Learning to Select the Relevant History Turns in Conversational Question
Answering
- URL: http://arxiv.org/abs/2308.02294v1
- Date: Fri, 4 Aug 2023 12:59:39 GMT
- Title: Learning to Select the Relevant History Turns in Conversational Question
Answering
- Authors: Munazza Zaib and Wei Emma Zhang and Quan Z. Sheng and Subhash Sagar
and Adnan Mahmood and Yang Zhang
- Abstract summary: The dependency between relevant history selection and correct answer prediction is an intriguing but under-explored area.
We propose a framework, DHS-ConvQA, that first generates the context and question entities for all the history turns.
We demonstrate that selecting relevant turns works better than rewriting the original question.

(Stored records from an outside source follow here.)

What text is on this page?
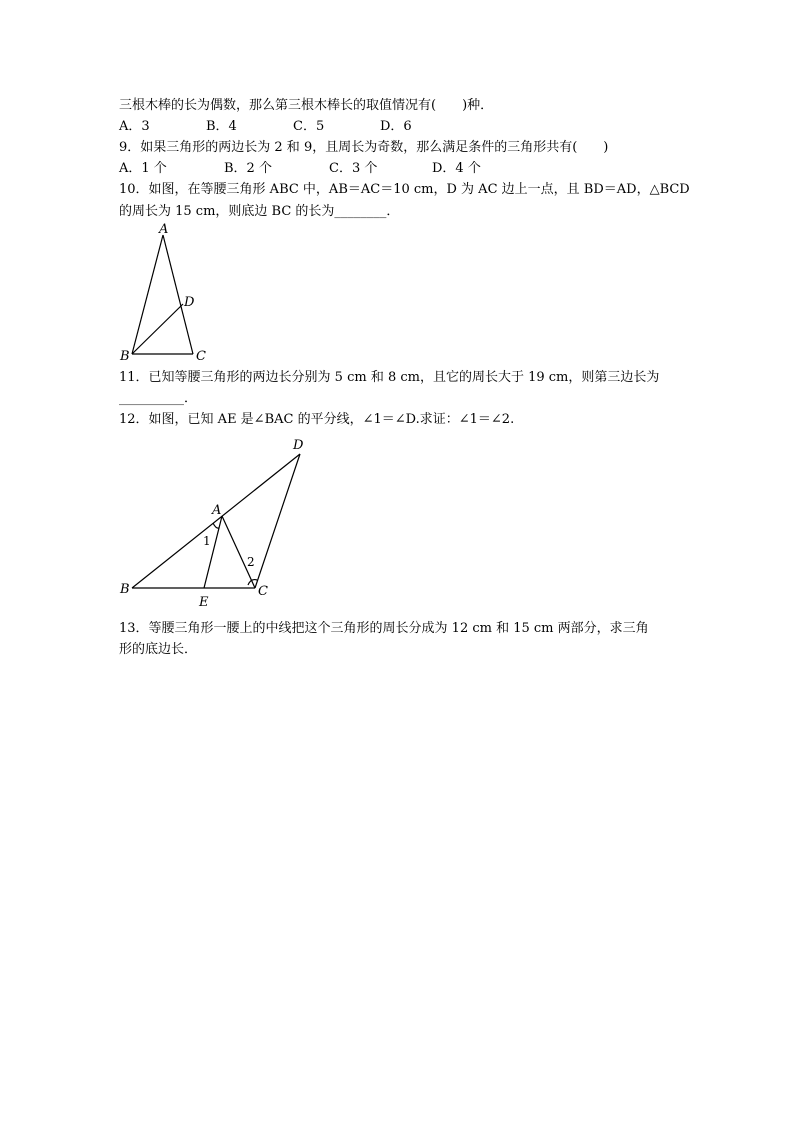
三根木棒的长为偶数，那么第三根木棒长的取值情况有(　　)种．
A．3	B．4	C．5	D．6
9．如果三角形的两边长为 2 和 9，且周长为奇数，那么满足条件的三角形共有(　　)
A．1 个	B．2 个	C．3 个	D．4 个
10．如图，在等腰三角形 ABC 中，AB＝AC＝10 cm，D 为 AC 边上一点，且 BD＝AD，△BCD
的周长为 15 cm，则底边 BC 的长为________．
A
D
B	C
11．已知等腰三角形的两边长分别为 5 cm 和 8 cm，且它的周长大于 19 cm，则第三边长为
__________．
12．如图，已知 AE 是∠BAC 的平分线，∠1＝∠D.求证：∠1＝∠2.
D
A
1
2
B	C
E
13．等腰三角形一腰上的中线把这个三角形的周长分成为 12 cm 和 15 cm 两部分，求三角
形的底边长．
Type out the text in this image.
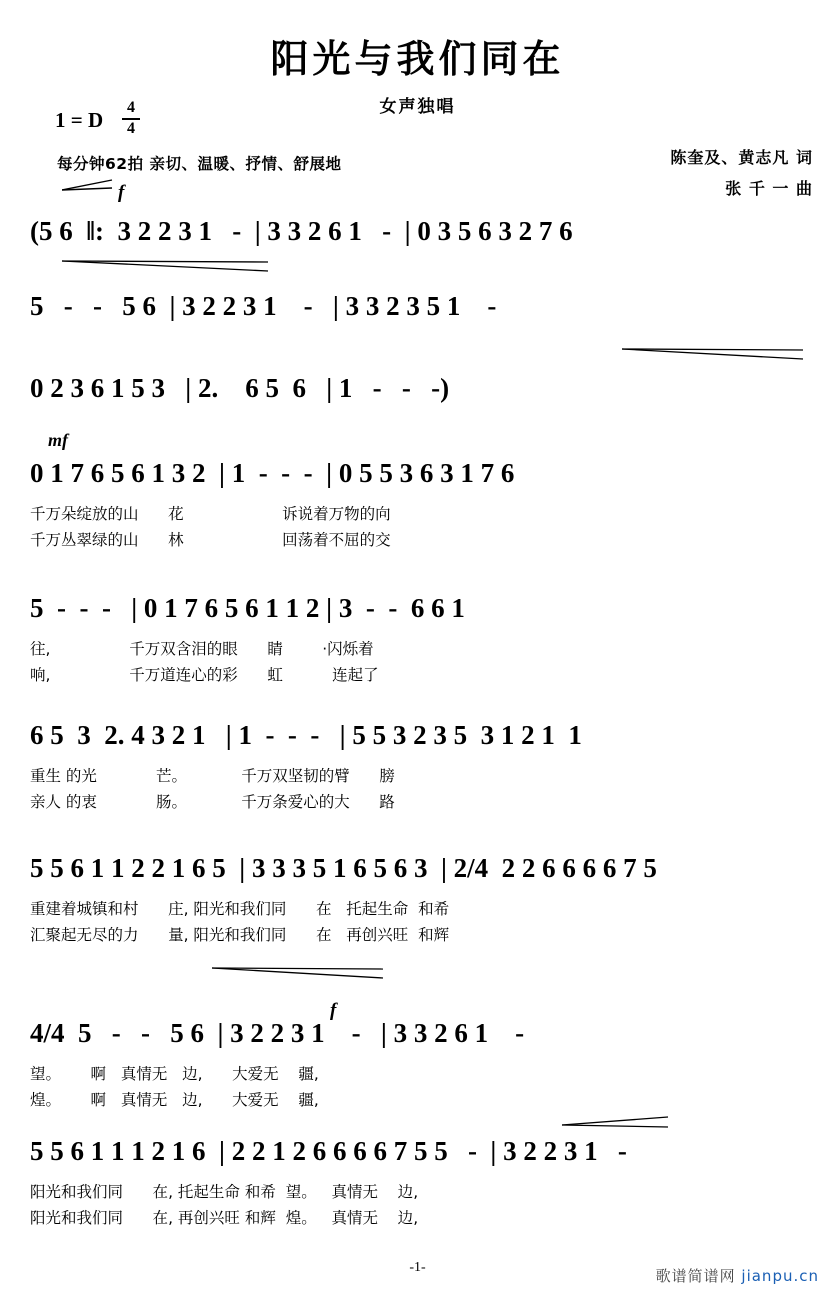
阳光与我们同在
女声独唱
1 = D
4
4
每分钟62拍 亲切、温暖、抒情、舒展地	陈奎及、黄志凡 词
张 千 一 曲
f
(5 6  ‖:  3 2 2 3 1   -  | 3 3 2 6 1   -  | 0 3 5 6 3 2 7 6
5   -   -   5 6  | 3 2 2 3 1    -   | 3 3 2 3 5 1    -
0 2 3 6 1 5 3   | 2.    6 5  6   | 1   -   -   -)
mf
0 1 7 6 5 6 1 3 2  | 1  -  -  -  | 0 5 5 3 6 3 1 7 6
千万朵绽放的山      花                    诉说着万物的向
千万丛翠绿的山      林                    回荡着不屈的交
5  -  -  -   | 0 1 7 6 5 6 1 1 2 | 3  -  -  6 6 1
往,                千万双含泪的眼      睛        ·闪烁着
响,                千万道连心的彩      虹          连起了
6 5  3  2. 4 3 2 1   | 1  -  -  -   | 5 5 3 2 3 5  3 1 2 1  1
重生 的光            芒。           千万双坚韧的臂      膀
亲人 的衷            肠。           千万条爱心的大      路
5 5 6 1 1 2 2 1 6 5  | 3 3 3 5 1 6 5 6 3  | 2/4  2 2 6 6 6 6 7 5
重建着城镇和村      庄, 阳光和我们同      在   托起生命  和希
汇聚起无尽的力      量, 阳光和我们同      在   再创兴旺  和辉
f
4/4  5   -   -   5 6  | 3 2 2 3 1    -   | 3 3 2 6 1    -
望。      啊   真情无   边,      大爱无    疆,
煌。      啊   真情无   边,      大爱无    疆,
5 5 6 1 1 1 2 1 6  | 2 2 1 2 6 6 6 6 7 5 5   -  | 3 2 2 3 1   -
阳光和我们同      在, 托起生命 和希  望。   真情无    边,
阳光和我们同      在, 再创兴旺 和辉  煌。   真情无    边,
-1-	歌谱简谱网 jianpu.cn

- Score: 27.049444003555234
- License: http://arxiv.org/licenses/nonexclusive-distrib/1.0/
- Abstract: The increasing demand for the web-based digital assistants has given a rapid
rise in the interest of the Information Retrieval (IR) community towards the
field of conversational question answering (ConvQA). However, one of the
critical aspects of ConvQA is the effective selection of conversational history
turns to answer the question at hand. The dependency between relevant history
selection and correct answer prediction is an intriguing but under-explored
area. The selected relevant context can better guide the system so as to where
exactly in the passage to look for an answer. Irrelevant context, on the other
hand, brings noise to the system, thereby resulting in a decline in the model's
performance. In this paper, we propose a framework, DHS-ConvQA (Dynamic History
Selection in Conversational Question Answering), that first generates the
context and question entities for all the history turns, which are then pruned
on the basis of similarity they share in common with the question at hand. We
also propose an attention-based mechanism to re-rank the pruned terms based on
their calculated weights of how useful they are in answering the question. In
the end, we further aid the model by highlighting the terms in the re-ranked
conversational history using a binary classification task and keeping the
useful terms (predicted as 1) and ignoring the irrelevant terms (predicted as
0). We demonstrate the efficacy of our proposed framework with extensive
experimental results on CANARD and QuAC -- the two popularly utilized datasets
in ConvQA. We demonstrate that selecting relevant turns works better than
rewriting the original question. We also investigate how adding the irrelevant
history turns negatively impacts the model's performance and discuss the
research challenges that demand more attention from the IR community.